View Full Version : XDuplicate of an existing document Not working!


BulForce
01-15-2005, 01:28 PM
:bang:
I have found that there is some kind of error when the digger compare the urls(probably only somekind of urls) I cannot post more than few examples from the log file generated by the digger. However i will be very happy if someone help me asap.

--- -- -
+205:http://www.site.com/static/blackebonyteens/index.php?q=adultzone,1,1,2,0,0,0,0,0,0(time : 00:44:31)

+206:http://www.site.com/static/blondeparade/index.php?q=adultzone,1,1,1,0,0,0,0,0,0(time : 00:44:43)XDuplicate of an existing document

207:http://www.site.com/static/blondeparade/index.php?q=adultzone,1,2,1,0,0,0,0,0,0(time : 00:45:10)

+208:http://www.site.com/static/blondeparade/index.php?q=adultzone,1,1,2,0,0,0,0,0,0(time : 00:45:24)XDuplicate of an existing document
--- -- -

I know that this isnt a normal links(with all this wierd charachers after the php?) but the url compare also did not work for this type addresses

--- -- -
nttp://www.site.com/m/gloryholestation-001/index.html?t1/revs=adultzone
--- -- -

Thank for reading this post.

*nttp is actually http(i have change it only on this post)

BulForce
01-15-2005, 02:29 PM
Sorry for my stupid post, i have just figured out that the page is compared not only by name but its content too.
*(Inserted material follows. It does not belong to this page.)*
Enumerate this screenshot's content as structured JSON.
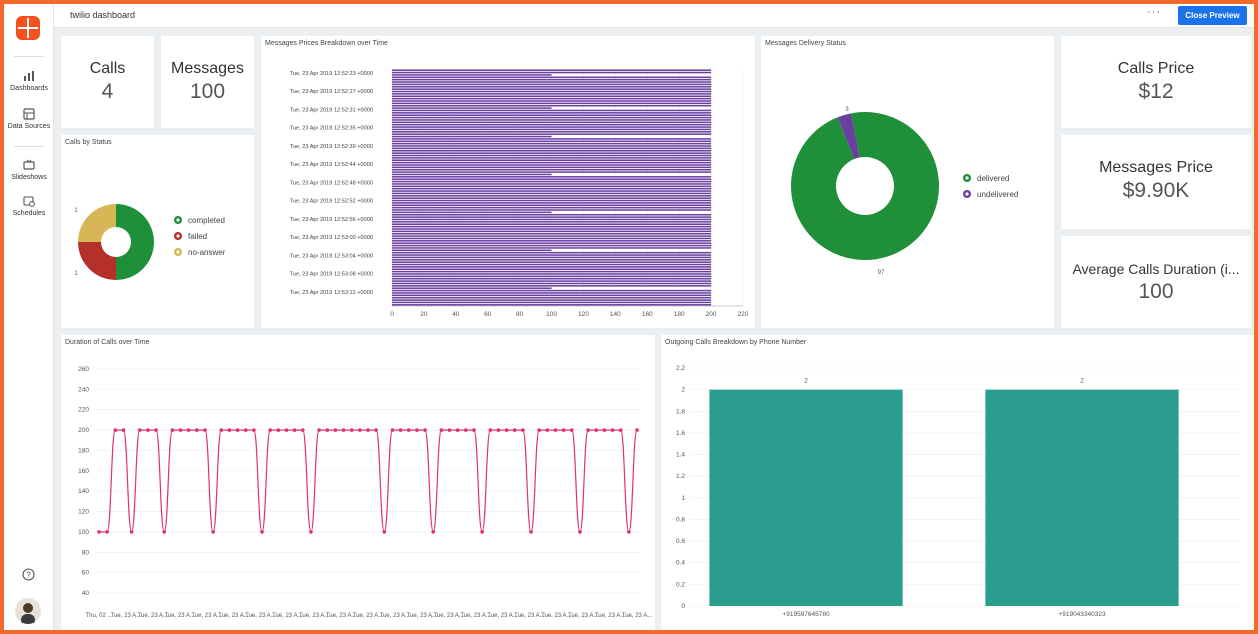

And the pages that i have indexed have same text content and in some cases even no text content(only pictures)

Moderators feel free to erase this post if you want.

BulForce
01-15-2005, 03:01 PM
However it will be okay for me, if somehow this duplicate check can be turned off.

If somebody knows how to avoid this duplicate check please help me.

thank

Charter
01-16-2005, 12:44 PM
See this (http://www.phpdig.net/forum/showthread.php?t=242) and think rand (http://www.php.net/manual/en/function.rand.php). ;)

BulForce
01-16-2005, 03:59 PM
Thanks for your support

I have edit one line in robot_functions.php

Line:1323 Was $md5 = md5($titre_resume.$page_desc['content'].$text[$max_chunk]).'_'.$tempfilesize;

And have make it look this way:

Line:1323 Now $md5 = md5(rand().$titre_resume.$page_desc['content'].$text[$max_chunk]).'_'.$tempfilesize; //moded line - Turn off duplicate chk


I have run a little test spidering and all goes fine, i hope that there will be no more problems.